I have also often found that if you have TOO much data you end up with a reversion to the mean type problem, and again low R2. In this case you need to segment the data out as suggested by Jon.

-Ralph Winters
Comment by Chris Carozza on September 22, 2010 at 7:28pm
Scott that is a good point, a model with a high R^2 is not necessarily a measure of a "good" model. However, I've already caught myself trying to maximize the R^2 to the detriment of model integrity. This is especially true when trying to develop predictive process models.
Comment by Scott Nicholson on September 22, 2010 at 6:40pm
A high R^2 is NOT a measure of a 'good' model. Generally time series data give you a high R^2 whereas cross-sectional data will yield a low R^2. Regressing a variable on the lag of itself generally will give you a high R^2, but does that fit the definition of a 'good' model? Depends on what the goal of your model-building exercise is.

If you have a low R^2 and are confident about your choice of predictors, then it's just true that there is a large amount of unobservable variation in your data.

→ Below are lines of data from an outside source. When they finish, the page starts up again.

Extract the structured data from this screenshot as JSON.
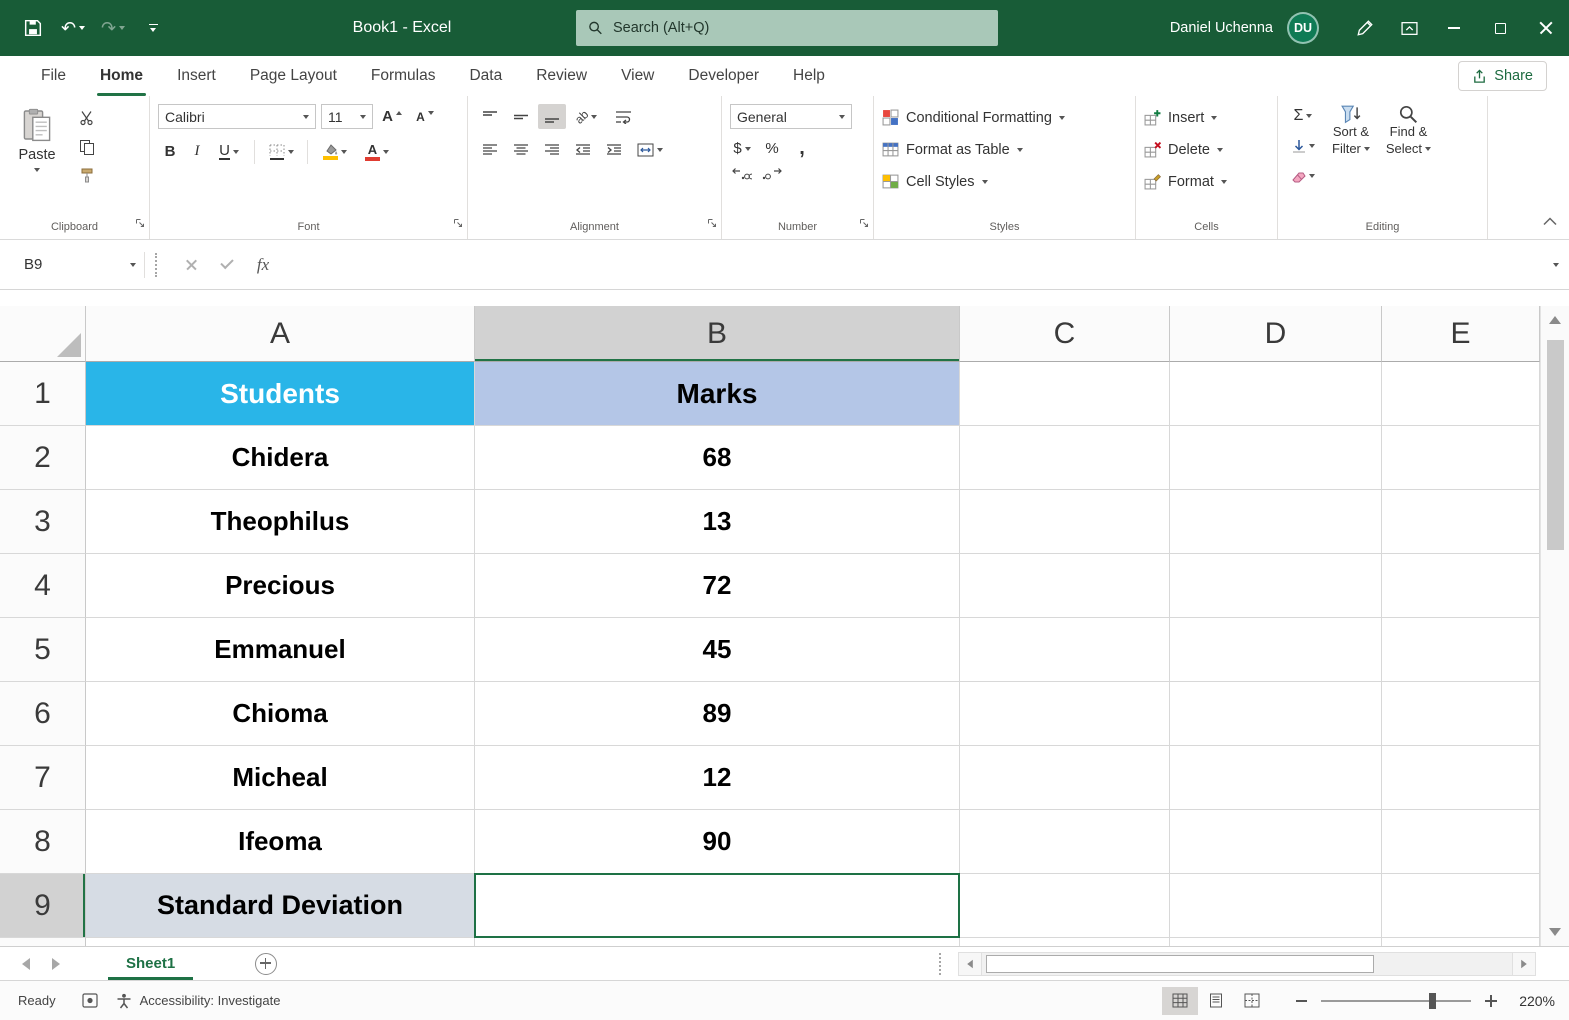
{
  "titlebar": {
    "workbook_title": "Book1  -  Excel",
    "search_placeholder": "Search (Alt+Q)",
    "user_name": "Daniel Uchenna",
    "user_initials": "DU"
  },
  "menubar": {
    "tabs": [
      "File",
      "Home",
      "Insert",
      "Page Layout",
      "Formulas",
      "Data",
      "Review",
      "View",
      "Developer",
      "Help"
    ],
    "active_tab": "Home",
    "share_label": "Share"
  },
  "ribbon": {
    "paste_label": "Paste",
    "font_name": "Calibri",
    "font_size": "11",
    "number_format": "General",
    "conditional_formatting": "Conditional Formatting",
    "format_as_table": "Format as Table",
    "cell_styles": "Cell Styles",
    "insert_label": "Insert",
    "delete_label": "Delete",
    "format_label": "Format",
    "sort_line1": "Sort &",
    "sort_line2": "Filter",
    "find_line1": "Find &",
    "find_line2": "Select",
    "group_labels": [
      "Clipboard",
      "Font",
      "Alignment",
      "Number",
      "Styles",
      "Cells",
      "Editing"
    ]
  },
  "glyphs": {
    "undo": "↶",
    "redo": "↷",
    "bold": "B",
    "italic": "I",
    "underline": "U",
    "letter_a": "A",
    "autosum": "Σ",
    "dollar": "$",
    "percent": "%",
    "comma": ",",
    "orientation": "ab",
    "fx": "fx"
  },
  "formula_bar": {
    "name_box": "B9",
    "formula_value": ""
  },
  "grid": {
    "col_headers": [
      "A",
      "B",
      "C",
      "D",
      "E"
    ],
    "selected_cell": "B9",
    "rows": [
      {
        "num": "1",
        "a": "Students",
        "b": "Marks"
      },
      {
        "num": "2",
        "a": "Chidera",
        "b": "68"
      },
      {
        "num": "3",
        "a": "Theophilus",
        "b": "13"
      },
      {
        "num": "4",
        "a": "Precious",
        "b": "72"
      },
      {
        "num": "5",
        "a": "Emmanuel",
        "b": "45"
      },
      {
        "num": "6",
        "a": "Chioma",
        "b": "89"
      },
      {
        "num": "7",
        "a": "Micheal",
        "b": "12"
      },
      {
        "num": "8",
        "a": "Ifeoma",
        "b": "90"
      },
      {
        "num": "9",
        "a": "Standard Deviation",
        "b": ""
      }
    ]
  },
  "sheetbar": {
    "sheet_name": "Sheet1"
  },
  "statusbar": {
    "ready": "Ready",
    "accessibility": "Accessibility: Investigate",
    "zoom": "220%"
  },
  "colors": {
    "titlebar_green": "#185C37",
    "accent_green": "#217346",
    "students_fill": "#29B5E8",
    "marks_fill": "#B4C6E7",
    "stddev_fill": "#D6DCE4"
  }
}
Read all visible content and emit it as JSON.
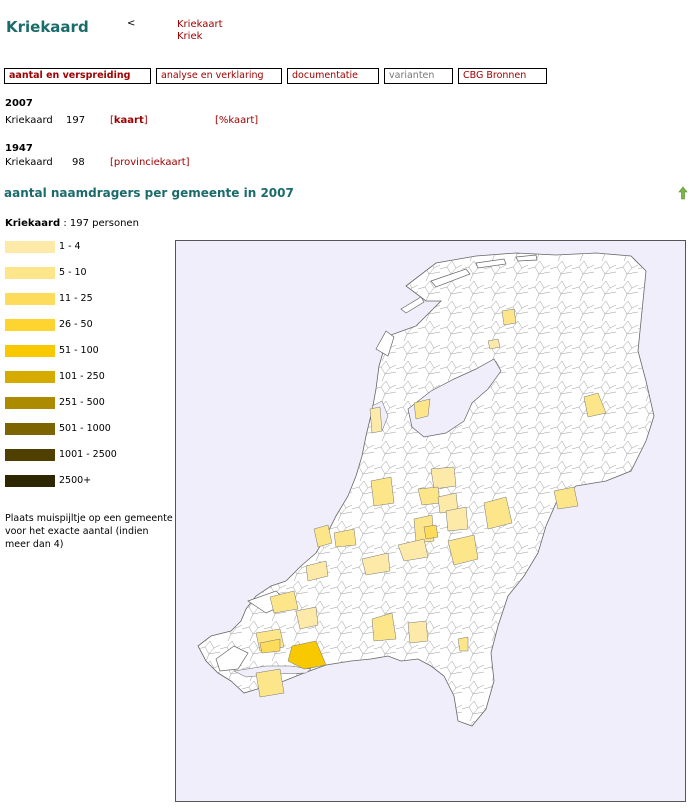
{
  "header": {
    "title": "Kriekaard",
    "back_label": "<",
    "variants": [
      "Kriekaart",
      "Kriek"
    ]
  },
  "tabs": [
    {
      "label": "aantal en verspreiding",
      "state": "active"
    },
    {
      "label": "analyse en verklaring",
      "state": "normal"
    },
    {
      "label": "documentatie",
      "state": "normal"
    },
    {
      "label": "varianten",
      "state": "disabled"
    },
    {
      "label": "CBG Bronnen",
      "state": "normal"
    }
  ],
  "counts": {
    "y2007": {
      "year": "2007",
      "name": "Kriekaard",
      "count": "197",
      "map_link": "kaart",
      "pct_link": "[%kaart]"
    },
    "y1947": {
      "year": "1947",
      "name": "Kriekaard",
      "count": "98",
      "map_link": "[provinciekaart]"
    }
  },
  "section_title": "aantal naamdragers per gemeente in 2007",
  "summary": {
    "name": "Kriekaard",
    "text": " : 197 personen"
  },
  "legend": [
    {
      "label": "1 - 4",
      "color": "#fdeaa8"
    },
    {
      "label": "5 - 10",
      "color": "#fde68a"
    },
    {
      "label": "11 - 25",
      "color": "#fddc5c"
    },
    {
      "label": "26 - 50",
      "color": "#fdd430"
    },
    {
      "label": "51 - 100",
      "color": "#f8c800"
    },
    {
      "label": "101 - 250",
      "color": "#d6ab00"
    },
    {
      "label": "251 - 500",
      "color": "#ad8b00"
    },
    {
      "label": "501 - 1000",
      "color": "#7c6500"
    },
    {
      "label": "1001 - 2500",
      "color": "#4f4000"
    },
    {
      "label": "2500+",
      "color": "#2e2600"
    }
  ],
  "hint": "Plaats muispijltje op een gemeente voor het exacte aantal (indien meer dan 4)",
  "colors": {
    "heading": "#1b6b6b",
    "link": "#a00000",
    "map_bg": "#efeefa",
    "land": "#ffffff",
    "border": "#888888"
  }
}
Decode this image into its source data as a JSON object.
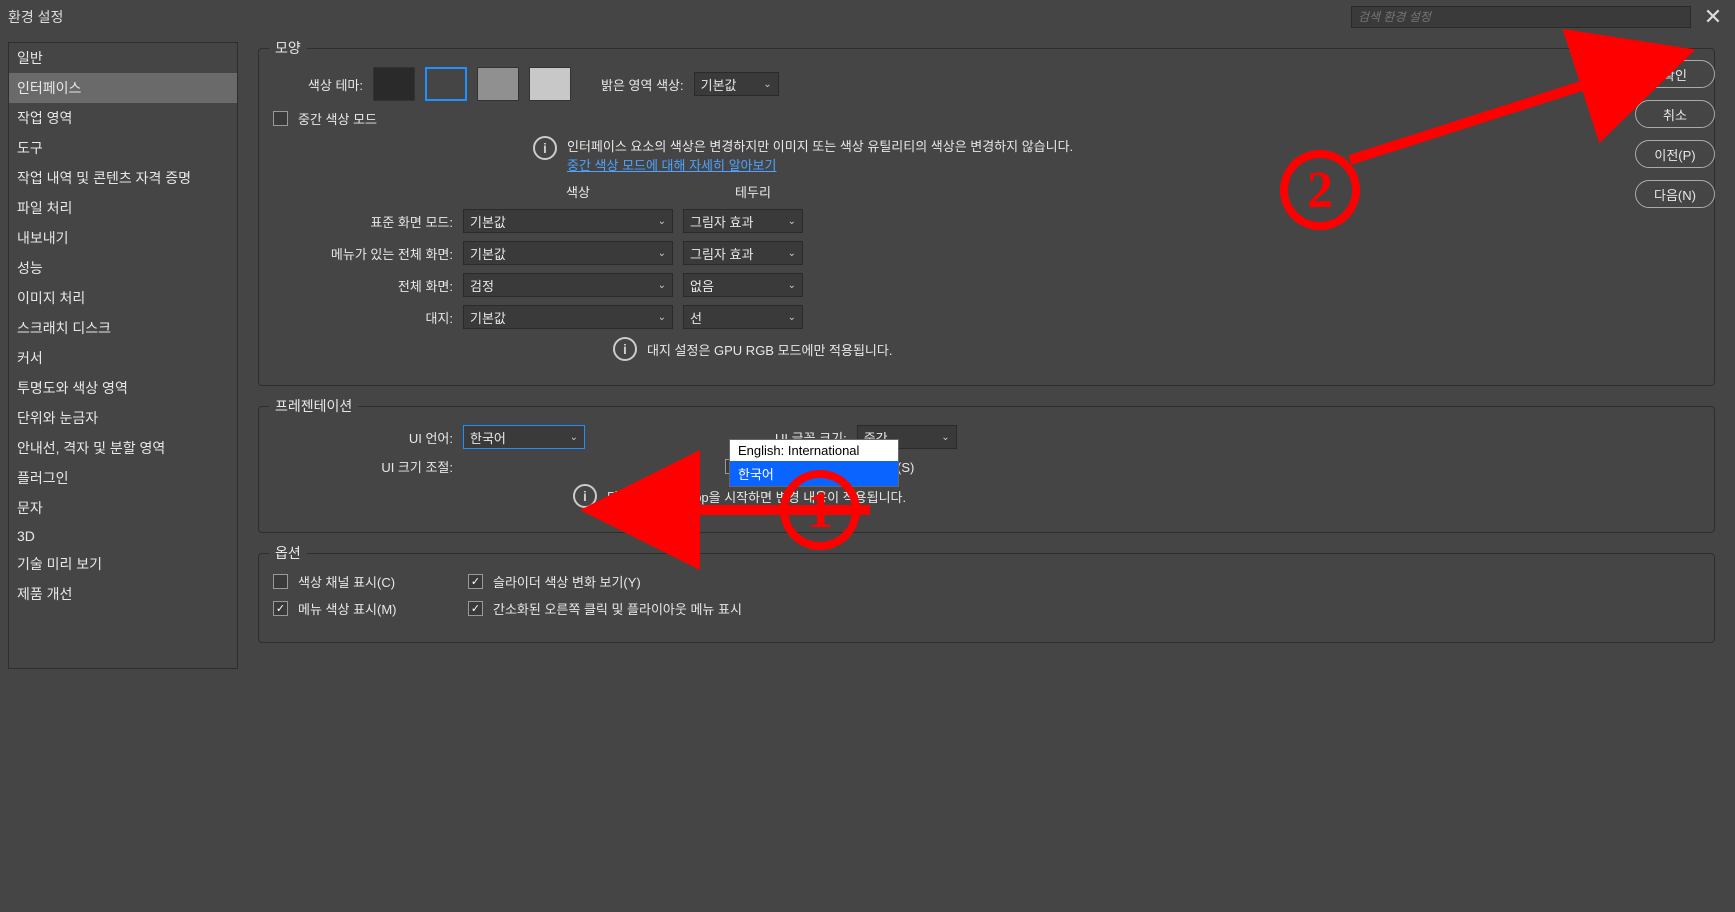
{
  "window": {
    "title": "환경 설정",
    "search_placeholder": "검색 환경 설정"
  },
  "sidebar": {
    "items": [
      "일반",
      "인터페이스",
      "작업 영역",
      "도구",
      "작업 내역 및 콘텐츠 자격 증명",
      "파일 처리",
      "내보내기",
      "성능",
      "이미지 처리",
      "스크래치 디스크",
      "커서",
      "투명도와 색상 영역",
      "단위와 눈금자",
      "안내선, 격자 및 분할 영역",
      "플러그인",
      "문자",
      "3D",
      "기술 미리 보기",
      "제품 개선"
    ],
    "selected_index": 1
  },
  "buttons": {
    "ok": "확인",
    "cancel": "취소",
    "prev": "이전(P)",
    "next": "다음(N)"
  },
  "appearance": {
    "legend": "모양",
    "color_theme_label": "색상 테마:",
    "highlight_label": "밝은 영역 색상:",
    "highlight_value": "기본값",
    "neutral_mode_label": "중간 색상 모드",
    "info_text": "인터페이스 요소의 색상은 변경하지만 이미지 또는 색상 유틸리티의 색상은 변경하지 않습니다.",
    "info_link": "중간 색상 모드에 대해 자세히 알아보기",
    "col_color": "색상",
    "col_border": "테두리",
    "rows": {
      "standard": {
        "label": "표준 화면 모드:",
        "color": "기본값",
        "border": "그림자 효과"
      },
      "menubar": {
        "label": "메뉴가 있는 전체 화면:",
        "color": "기본값",
        "border": "그림자 효과"
      },
      "fullscreen": {
        "label": "전체 화면:",
        "color": "검정",
        "border": "없음"
      },
      "artboard": {
        "label": "대지:",
        "color": "기본값",
        "border": "선"
      }
    },
    "gpu_note": "대지 설정은 GPU RGB 모드에만 적용됩니다."
  },
  "presentation": {
    "legend": "프레젠테이션",
    "ui_lang_label": "UI 언어:",
    "ui_lang_value": "한국어",
    "ui_lang_options": [
      "English: International",
      "한국어"
    ],
    "ui_font_label": "UI 글꼴 크기:",
    "ui_font_value": "중간",
    "ui_scale_label": "UI 크기 조절:",
    "scale_to_font_label": "UI를 글꼴에 맞게 크기 조절(S)",
    "restart_note": "다음에 Photoshop을 시작하면 변경 내용이 적용됩니다."
  },
  "options": {
    "legend": "옵션",
    "color_channels": "색상 채널 표시(C)",
    "dynamic_sliders": "슬라이더 색상 변화 보기(Y)",
    "menu_colors": "메뉴 색상 표시(M)",
    "compact_rclick": "간소화된 오른쪽 클릭 및 플라이아웃 메뉴 표시"
  },
  "annotations": {
    "one": "1",
    "two": "2"
  }
}
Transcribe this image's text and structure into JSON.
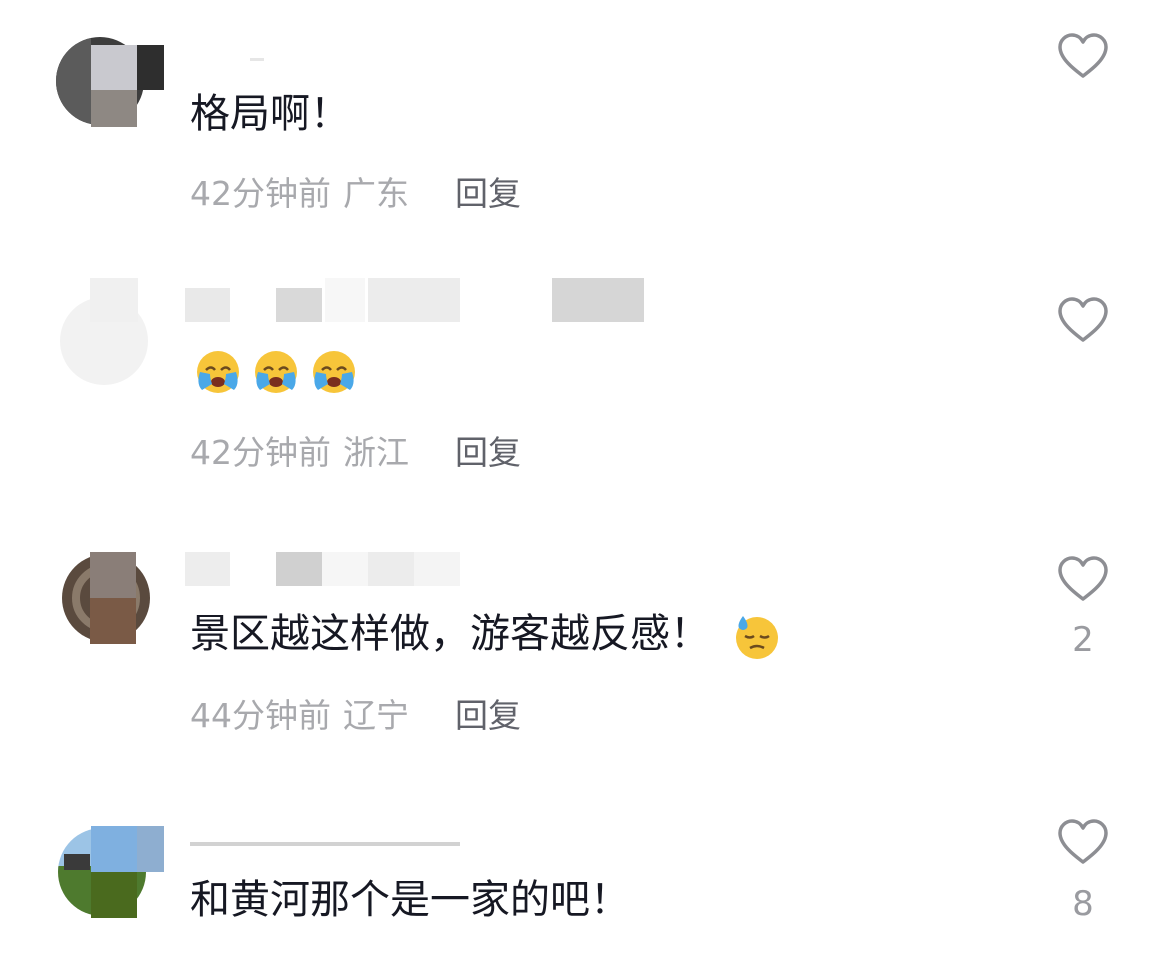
{
  "comments": [
    {
      "text": "格局啊！",
      "time": "42分钟前",
      "location": "广东",
      "reply_label": "回复",
      "like_count": ""
    },
    {
      "text": "",
      "emoji": [
        "loudly-crying-face",
        "loudly-crying-face",
        "loudly-crying-face"
      ],
      "time": "42分钟前",
      "location": "浙江",
      "reply_label": "回复",
      "like_count": ""
    },
    {
      "text": "景区越这样做，游客越反感！",
      "emoji_after": "downcast-face-with-sweat",
      "time": "44分钟前",
      "location": "辽宁",
      "reply_label": "回复",
      "like_count": "2"
    },
    {
      "text": "和黄河那个是一家的吧！",
      "like_count": "8"
    }
  ],
  "colors": {
    "text": "#161823",
    "meta": "#a8a9ad",
    "reply": "#60626a",
    "icon": "#8d8e93",
    "emoji_yellow": "#f7c53a",
    "emoji_tear": "#4aa8e8"
  }
}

And expensive software won't solve that problem either, obviously.
Comment by Jonathan Davis on September 22, 2010 at 12:03pm
Another thing you can try is partitioning your data--for instance if one of those independent variables has a large influence in the prediction, the value of that one independent variable may affect how other variables influence the predicted value. I've run across this effect before when examining transportation systems--the relationship between wait times and speed/capacity/number of transports was completely different under different demand circumstances. A single model trying to include the level of demand yielded poor results--bad residual distribution, non constant variance. Multiple models of the overall system worked very well.
Comment by Chris Carozza on September 8, 2010 at 8:29pm
Tom, thank-you for your feed-back. The independent variables were not highly correlated and the outliers were removed from the indepedent and dependent variables. I like the point that you made of using a function (ex. Ln) to normnalize the data. In the end, it would appear that one of the most important independent variable was not in the model.